I find hosting parties quite a chore. First of all, there's all the cleaning and preparing and decorating and cooking, none of which I particularly enjoy. Then as a host, I always feel like I have to be "on." I feel like I have to be entertaining and sociable and make sure everything is being taken care of (food being refilled, garbage being thrown away, dishes being clean, etc.). Since I am not naturally a very social person, I find this quite challenging.
Secondly, I feel like I can't "turn off" until the last person leaves the house, and if the party happens to be long, that's a long time for me, personally, to be "on". It's very emotionally draining for me.
Yesterday Jonah's niece's husband had a birthday, and we had agreed to host it. Well, Jonah agreed to host it, and I conceded. (lol) Anyway, I had known about the event for a while and had been gearing up for it. Jonah also wanted to use the event as a way for me to get to know his family members better. While it's still kind of "don't ask, don't tell" with his family, it's pretty clear that everyone pretty much knows about our relationship, and so it's important that we all continue to cultivate a relationship.
To their credit, everyone in Jonah's family has been very kind to me and have treated me like family, and I appreciate that greatly. I picked up Jonah's parents and we had a very nice conversation on the way to our house.
To my great relief, we didn't have as many attendees as we had prepared for, and about half of the attendees were people I feel relatively comfortable with, so I didn't feel as awkward and uncomfortable as I might have.
Jonah's mom is kind of a "take-charge" gal and is accustomed to getting things prepared and ready on her own, so I didn't have as much responsibility, so that was nice, too. Jonah's mom (Jonah is Hispanic, you may recall) would call me "mijo," which is a term of endearment like "dear," but is actually created by the words "mi" and "hijo" meaning "my son," so that really makes me feel like a part of the family.
I mostly chatted with Jonah's sister and her boyfriend, with whom I've become closer with, and that was nice. Jonah's other sister and I talked, too, and she asked me how long Jonah and I had been together, and I said "six years," and she said when she would see a picture of me, she would say, "That's my brother-in-law," but that she hadn't ever talked openly about Jonah and me with any of her family members. Be she said she liked all of her brothers-in-law, including me.

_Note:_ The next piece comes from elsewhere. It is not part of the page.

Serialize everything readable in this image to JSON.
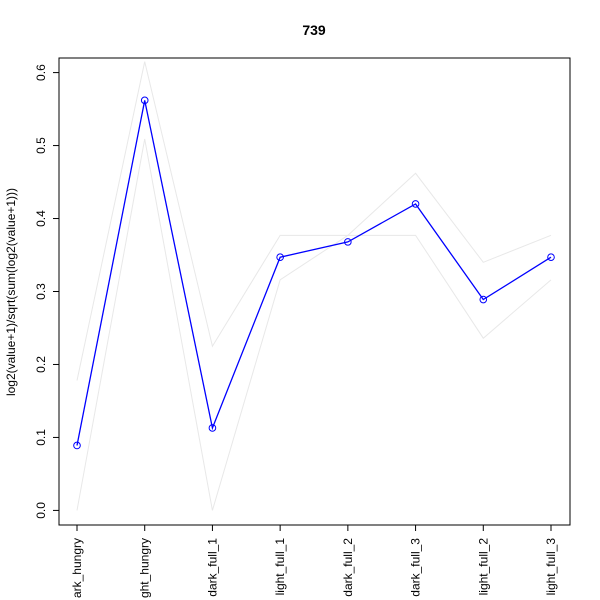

It was a nice conversation, and I felt she was honestly trying to make a connection with me.
There were some games and stuff, too, which I mostly watched, but it was fun to watch. Jonah had to leave just as the party was getting started because he had to work, so I had to take over hosting duties, which wasn't preferred, but was necessary.
I really sincerely appreciated the opportunity to get to know Jonah's family better and to develop a relationship with them, and the party was enjoyable, but I'd be lying if I didn't say I was happy when it ended. Jonah's mom and dad were the last to leave. They caught a ride back to their home with Jonah's sister and her boyfriend, so I was left alone, and it's such a relief for me when the last of a big group of people have left the house.
I was so emotionally exhausted, and I was so thankful for the silence that permeated the house. I enjoyed the party more than I thought I would and I enjoyed getting to spend time with Jonah's family, but was grateful that I could go quietly to bed until Jonah came home from work.